Based on the job adverts I keep seeing in London for mobile and Xbox developers at Skype (and some common sense), I think it's fair to say that Skype will be a first class citizen on WP (and Xbox) in the future.
Skype is fairly poor on WP7.x I agree, but it does the job for voice calls in the interim while Microsoft work on making the carriers into even dumber pipes than they are already.
I think it would be wise not to underestimate Microsoft's vision, even if they do seem a little chaotic at times.

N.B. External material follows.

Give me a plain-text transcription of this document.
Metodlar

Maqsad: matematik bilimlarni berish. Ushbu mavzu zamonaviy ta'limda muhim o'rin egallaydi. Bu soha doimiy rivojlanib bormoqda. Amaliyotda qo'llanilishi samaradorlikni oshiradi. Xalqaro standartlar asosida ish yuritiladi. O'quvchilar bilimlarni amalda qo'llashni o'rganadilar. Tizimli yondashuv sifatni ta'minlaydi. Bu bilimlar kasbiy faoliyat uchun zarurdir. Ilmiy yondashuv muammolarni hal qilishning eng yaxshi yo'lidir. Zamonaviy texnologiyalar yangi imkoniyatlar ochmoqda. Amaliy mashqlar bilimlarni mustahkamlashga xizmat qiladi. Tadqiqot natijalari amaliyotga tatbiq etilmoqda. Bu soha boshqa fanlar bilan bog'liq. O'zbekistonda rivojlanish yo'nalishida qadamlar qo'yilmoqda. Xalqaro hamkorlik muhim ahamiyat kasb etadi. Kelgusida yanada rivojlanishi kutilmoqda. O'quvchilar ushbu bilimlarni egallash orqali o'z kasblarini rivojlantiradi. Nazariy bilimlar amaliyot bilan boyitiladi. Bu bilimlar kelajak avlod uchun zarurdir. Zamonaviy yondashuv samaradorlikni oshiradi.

I wouldn’t say any of the new Nokia Windows Phones (Lumia 710, 800, 900) use ‘old’ hardware at all. You have to realize the WP OS currently doesn’t support dual/quad-core CPUs and has a fixed screen resolution (800x480); so if that’s what you’re referencing, I’d say that’s not a case of slow development cycles but a limitation of the OS that Nokia must abide by.
And what’s the value in just looking at something purely based on hardware? What should matter is how it performs. WP is optimized to work with the minimal hardware specs MSFT has called-for and is remarkably snappy with it's single-core processers, and gets great battery life, so how would ‘newer’ hardware add-value here?
So, given the above, what ‘cutting-edge’ tech would you have them add? Resolution aside, the Lumia 900 has one of the best screens around, it’s 4G, I’d say it has the best offline navigation around (Nokia owns Navteq after all), and I’d say the phone's design itself is pretty cutting-edge as well.